Aber natürlich gibt es UX-Implikationen. Zum Beispiel kann es schwieriger sein, Text auszuwählen, und das gesamte Element benötigt ziemlich komplexe Styling, um klare Fokus- und Hoverzustände zu erzeugen. Es gibt auch Barrierefreiheitsimplikationen, wie die Tatsache, dass der Inhalt der gesamten Karte gelesen wird, bevor er als Link angekündigt wird.

Hier ist ein Beispiel mit zwei Ansätzen. Der erste umschließt die gesamte Karte mit einem Link. Das ist gültig, aber denken Sie an die Implikationen. Der zweite hat einen Link im Titel, und der Link hat ein Pseudoelement, das die gesamte Karte abdeckt. Auch das hat Implikationen (z. B. etwas umständlich, Text auszuwählen), ist aber für assistive Technologien vielleicht erwartungsgemäßer.

Das zweite Beispiel eröffnet auch die Möglichkeit, mehrere Links einzubinden. Sie können Links nicht verschachteln, daher wird es etwas knifflig, wenn Sie müssen. Es ist jedoch möglich, indem Sie die einzelnen Links mit z-index über dem kartenabdeckenden Link positionieren.

Hier ist das Standardaussehen eines Links

Das Standard-User-Agent-Styling eines Links.

Wahrscheinlich werden Sie das Styling Ihrer Links ändern, und wahrscheinlich werden Sie CSS dazu verwenden. Ich könnte alle meine Links in CSS rot färben, indem ich tue

a {
  color: red;
}

Manchmal ist das Auswählen und Stylen *aller* Links auf einer Seite etwas zu stark, da Links in der Navigation möglicherweise ganz anders behandelt werden als Links im Text. Sie können Selektoren immer beschränken, um Links in bestimmten Bereichen anzusprechen, wie z. B.

/* Navigation links */
nav a { }

/* Links in an article */
article a { }

/* Links contained in an element with a "text" class */
.text a { }

Oder wählen Sie den Link direkt aus, um ihn zu stylen.

.link {
  /* For styling <a class="link" href="/"> */
}

a[aria-current="page"] {
  /* You'll need to apply this attribute yourself, but it's a great pattern to use for active navigation. */
}

Links sind fokussierbare Elemente. Mit anderen Worten, sie können mit der Tab-Taste auf der Tastatur ausgewählt werden. Links sind vielleicht das häufigste Element, bei dem Sie die verschiedenen Zustände sehr bewusst gestalten werden, einschließlich eines :focus-Zustands.

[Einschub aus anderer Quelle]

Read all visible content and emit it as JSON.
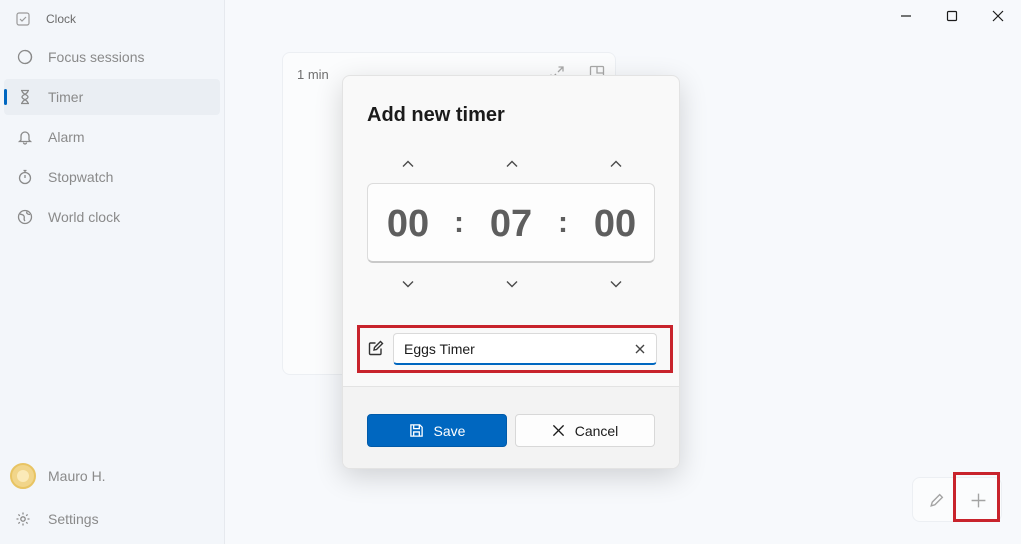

  • :hover: Zum Stylen, wenn ein Mauszeiger über dem Link schwebt.
  • :visited: Zum Stylen, wenn der Link besucht wurde, so gut der Browser es sich merken kann. Aufgrund von Sicherheitsbeschränkungen hat er begrenzte Styling-Möglichkeiten.
  • :link: Zum Stylen, wenn ein Link *nicht* besucht wurde.
  • :active: Zum Stylen, wenn der Link gedrückt wird (z. B. die Maustaste gedrückt ist oder das Element auf einem Touchscreen angetippt wird).
  • :focus: Sehr wichtig! Links sollten immer einen Fokusstil haben. Wenn Sie die Standard-Blaue-Umrandung entfernen, die die meisten Browser anwenden, verwenden Sie auch diesen Selektor, um einen visuell deutlichen Fokusstil wieder anzuwenden.

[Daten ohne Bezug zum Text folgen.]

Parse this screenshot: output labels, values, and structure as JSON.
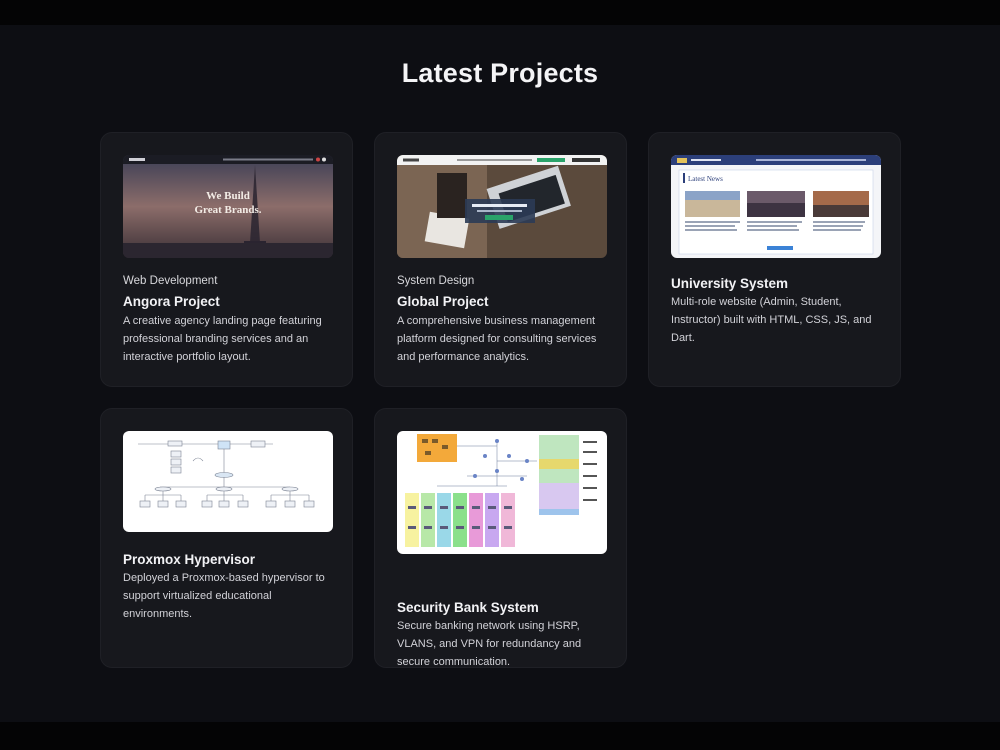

Diese sind, wie alle Pseudo-Klassen, verkettbar, sodass Sie etwas wie das hier tun könnten, wenn es für Ihr Design/UX nützlich ist.

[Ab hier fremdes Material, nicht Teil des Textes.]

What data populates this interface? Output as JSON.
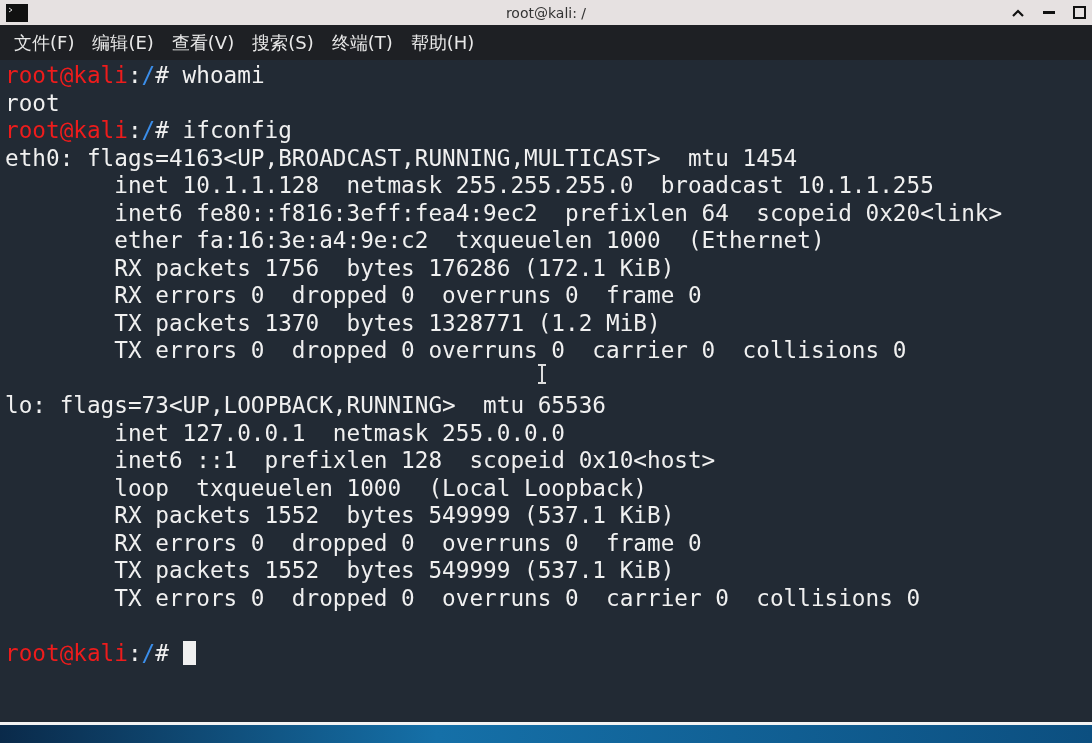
{
  "window": {
    "title": "root@kali: /"
  },
  "menu": [
    "文件(F)",
    "编辑(E)",
    "查看(V)",
    "搜索(S)",
    "终端(T)",
    "帮助(H)"
  ],
  "terminal": {
    "lines": [
      {
        "kind": "prompt",
        "user_host": "root@kali",
        "separator": ":",
        "path": "/",
        "symbol": "#",
        "command": "whoami",
        "cursor": false
      },
      {
        "kind": "output",
        "text": "root"
      },
      {
        "kind": "prompt",
        "user_host": "root@kali",
        "separator": ":",
        "path": "/",
        "symbol": "#",
        "command": "ifconfig",
        "cursor": false
      },
      {
        "kind": "output",
        "text": "eth0: flags=4163<UP,BROADCAST,RUNNING,MULTICAST>  mtu 1454"
      },
      {
        "kind": "output",
        "text": "        inet 10.1.1.128  netmask 255.255.255.0  broadcast 10.1.1.255"
      },
      {
        "kind": "output",
        "text": "        inet6 fe80::f816:3eff:fea4:9ec2  prefixlen 64  scopeid 0x20<link>"
      },
      {
        "kind": "output",
        "text": "        ether fa:16:3e:a4:9e:c2  txqueuelen 1000  (Ethernet)"
      },
      {
        "kind": "output",
        "text": "        RX packets 1756  bytes 176286 (172.1 KiB)"
      },
      {
        "kind": "output",
        "text": "        RX errors 0  dropped 0  overruns 0  frame 0"
      },
      {
        "kind": "output",
        "text": "        TX packets 1370  bytes 1328771 (1.2 MiB)"
      },
      {
        "kind": "output",
        "text": "        TX errors 0  dropped 0 overruns 0  carrier 0  collisions 0"
      },
      {
        "kind": "blank"
      },
      {
        "kind": "output",
        "text": "lo: flags=73<UP,LOOPBACK,RUNNING>  mtu 65536"
      },
      {
        "kind": "output",
        "text": "        inet 127.0.0.1  netmask 255.0.0.0"
      },
      {
        "kind": "output",
        "text": "        inet6 ::1  prefixlen 128  scopeid 0x10<host>"
      },
      {
        "kind": "output",
        "text": "        loop  txqueuelen 1000  (Local Loopback)"
      },
      {
        "kind": "output",
        "text": "        RX packets 1552  bytes 549999 (537.1 KiB)"
      },
      {
        "kind": "output",
        "text": "        RX errors 0  dropped 0  overruns 0  frame 0"
      },
      {
        "kind": "output",
        "text": "        TX packets 1552  bytes 549999 (537.1 KiB)"
      },
      {
        "kind": "output",
        "text": "        TX errors 0  dropped 0  overruns 0  carrier 0  collisions 0"
      },
      {
        "kind": "blank"
      },
      {
        "kind": "prompt",
        "user_host": "root@kali",
        "separator": ":",
        "path": "/",
        "symbol": "#",
        "cursor": true
      }
    ]
  }
}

/* Style focus and hover states in a single ruleset */
a:focus:hover { }

Vielleicht ist etwas von der Verwirrung zwischen Links und Buttons so etwas wie das hier

Sehr cooler „Button“-Stil von Katherine Kato.

Das sieht sicherlich wie ein Button aus! Jeder würde das als Button bezeichnen. Sogar ein Designsystem würde das wahrscheinlich Button nennen und vielleicht eine Klasse wie .button { } haben. Aber! Ein Ding, das man klicken kann und das „Mehr erfahren“ sagt, ist sehr wohl ein Link, kein Button. Das ist völlig in Ordnung, es ist nur eine weitere Erinnerung, das semantisch und funktional korrekte Element zu verwenden.

Farbkontrast

Da wir Links oft mit einer deutlichen Farbe gestalten, ist es wichtig, eine Farbe mit ausreichendem Farbkontrast für die Barrierefreiheit zu verwenden. Es gibt eine Vielzahl von Sehbehinderungen (siehe das Tool WhoCanUse zur Simulation von Farbkombinationen mit verschiedenen Beeinträchtigungen) und hoher Kontrast hilft fast allen von ihnen.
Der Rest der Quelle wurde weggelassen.